Un asesino y su conciencia. Esa dupla es el centro de la película de Fincher. Una conciencia que asoma en una voz insistente y melodiosa, que reflexiona sobre procedimientos y decisiones, sobre la ética de su oficio, que expresa una forma austera del monólogo interior. Un decálogo con máximas como "No confíes en nadie" o "¿Qué gano yo con esto?". Y, como la sombra del personaje, la voz da carnadura a su interior, inaccesible desde el adusto semblante. Los otros sonidos son apenas audibles: el click de la carga en la pistola, los pasos ligeros en un salón vacío, el roce de la ropa contra el piso en las posturas de yoga. Y las canciones de los Smiths, "Well I Wonder", "I Know It's Over", "How Soon Is Now", todas de los álbumes de los años 80, todas de la misma época de la que arrastra los extravagantes alias de su personaje cuando escapa: Félix Unger, Howard Cunningham, Reuben Kincaid, habitantes de ese ecosistema cinéfilo que Fincher admira en aquel pasado que imagina inaccesible.

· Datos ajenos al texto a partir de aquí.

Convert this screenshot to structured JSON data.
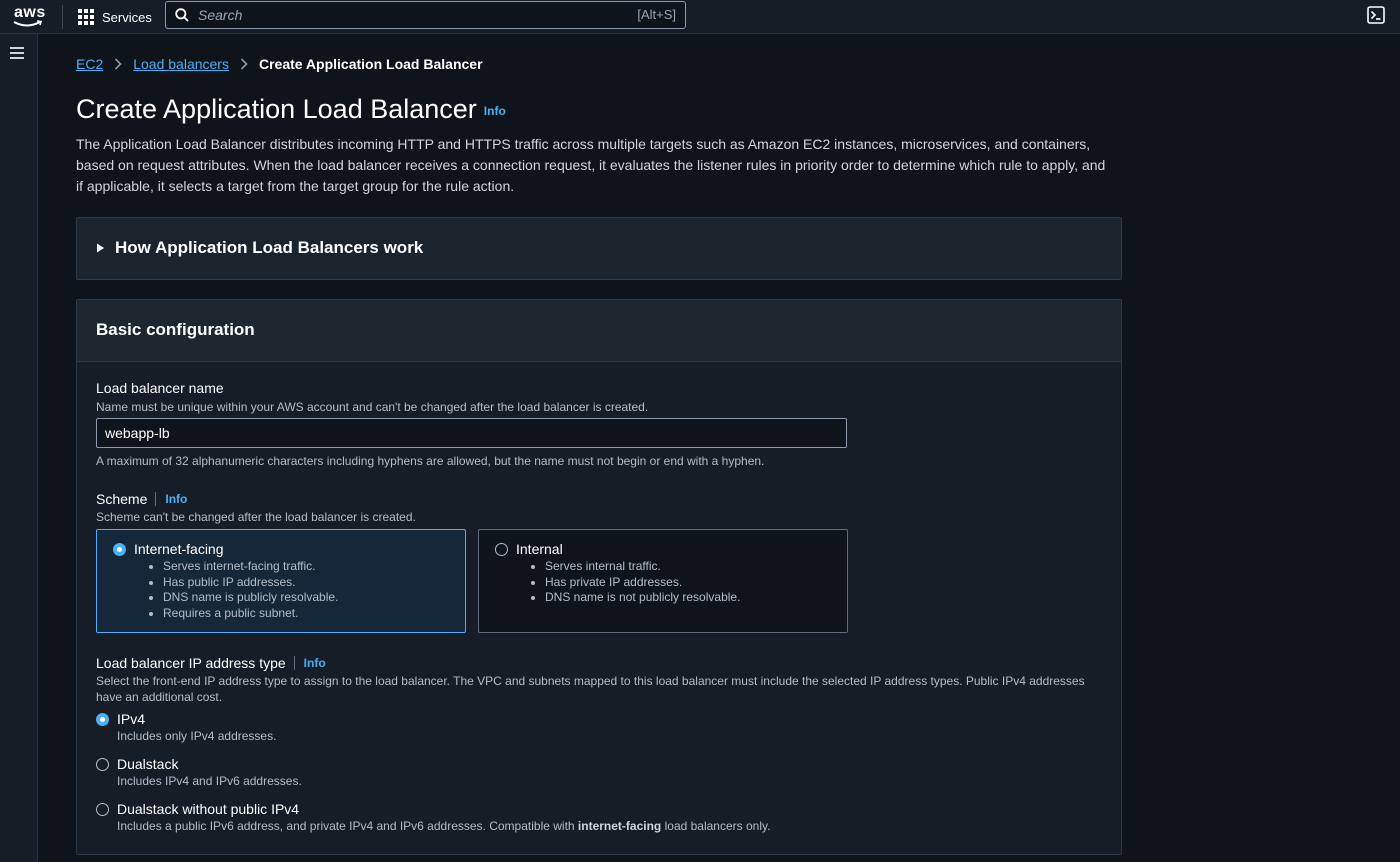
{
  "topnav": {
    "logo_text": "aws",
    "services_label": "Services",
    "search_placeholder": "Search",
    "search_shortcut": "[Alt+S]"
  },
  "breadcrumb": {
    "items": [
      "EC2",
      "Load balancers"
    ],
    "current": "Create Application Load Balancer"
  },
  "page": {
    "title": "Create Application Load Balancer",
    "info": "Info",
    "description": "The Application Load Balancer distributes incoming HTTP and HTTPS traffic across multiple targets such as Amazon EC2 instances, microservices, and containers, based on request attributes. When the load balancer receives a connection request, it evaluates the listener rules in priority order to determine which rule to apply, and if applicable, it selects a target from the target group for the rule action."
  },
  "how_panel": {
    "title": "How Application Load Balancers work"
  },
  "basic": {
    "title": "Basic configuration",
    "name": {
      "label": "Load balancer name",
      "description": "Name must be unique within your AWS account and can't be changed after the load balancer is created.",
      "value": "webapp-lb",
      "constraint": "A maximum of 32 alphanumeric characters including hyphens are allowed, but the name must not begin or end with a hyphen."
    },
    "scheme": {
      "label": "Scheme",
      "info": "Info",
      "description": "Scheme can't be changed after the load balancer is created.",
      "options": [
        {
          "label": "Internet-facing",
          "selected": true,
          "bullets": [
            "Serves internet-facing traffic.",
            "Has public IP addresses.",
            "DNS name is publicly resolvable.",
            "Requires a public subnet."
          ]
        },
        {
          "label": "Internal",
          "selected": false,
          "bullets": [
            "Serves internal traffic.",
            "Has private IP addresses.",
            "DNS name is not publicly resolvable."
          ]
        }
      ]
    },
    "ip_type": {
      "label": "Load balancer IP address type",
      "info": "Info",
      "description": "Select the front-end IP address type to assign to the load balancer. The VPC and subnets mapped to this load balancer must include the selected IP address types. Public IPv4 addresses have an additional cost.",
      "options": [
        {
          "label": "IPv4",
          "selected": true,
          "sub": "Includes only IPv4 addresses."
        },
        {
          "label": "Dualstack",
          "selected": false,
          "sub": "Includes IPv4 and IPv6 addresses."
        },
        {
          "label": "Dualstack without public IPv4",
          "selected": false,
          "sub_pre": "Includes a public IPv6 address, and private IPv4 and IPv6 addresses. Compatible with ",
          "sub_bold": "internet-facing",
          "sub_post": " load balancers only."
        }
      ]
    }
  },
  "colors": {
    "accent": "#4ab0f7",
    "background": "#0f141a",
    "panel": "#1b232d",
    "nav": "#161d26",
    "aws_smile": "#ff9900"
  },
  "icons": {
    "services": "grid-icon",
    "search": "search-icon",
    "cloudshell": "cloudshell-icon",
    "menu": "hamburger-icon",
    "breadcrumb_separator": "chevron-right-icon",
    "expand": "caret-right-icon"
  }
}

Y Fassbender también asciende como ese ser inaccesible. Su gracia para caminar en la calle, entre los transeúntes distraídos, lo eleva apenas del piso, como alguien fantasmal que no deja rastro. Vestido de beige para convertirse en un turista alemán con el que ningún francés quiere hablar, se sienta en el banco de una plaza de París a la espera de un cuerpo que llene su mira. Un cuerpo como otro, intercambiable, como los muertos serán las estadísticas que anulan la vergüenza y el remordimiento. Pero entre la misión fallida y la obsesión de la venganza anida el verdadero destello que persigue Fincher, aquello que obliga a la improvisación de quien nunca improvisa, que despierta el latido de un corazón quieto. Fassbender anima esa obsesión sin excesos ni desbordes, con la elegancia tenue de su mirada, con el tímido sobresalto de sus músculos. Una nota imperceptible de emoción, sin la humedad de las lágrimas. Con los acordes de The Smiths agitando la pretendida distracción.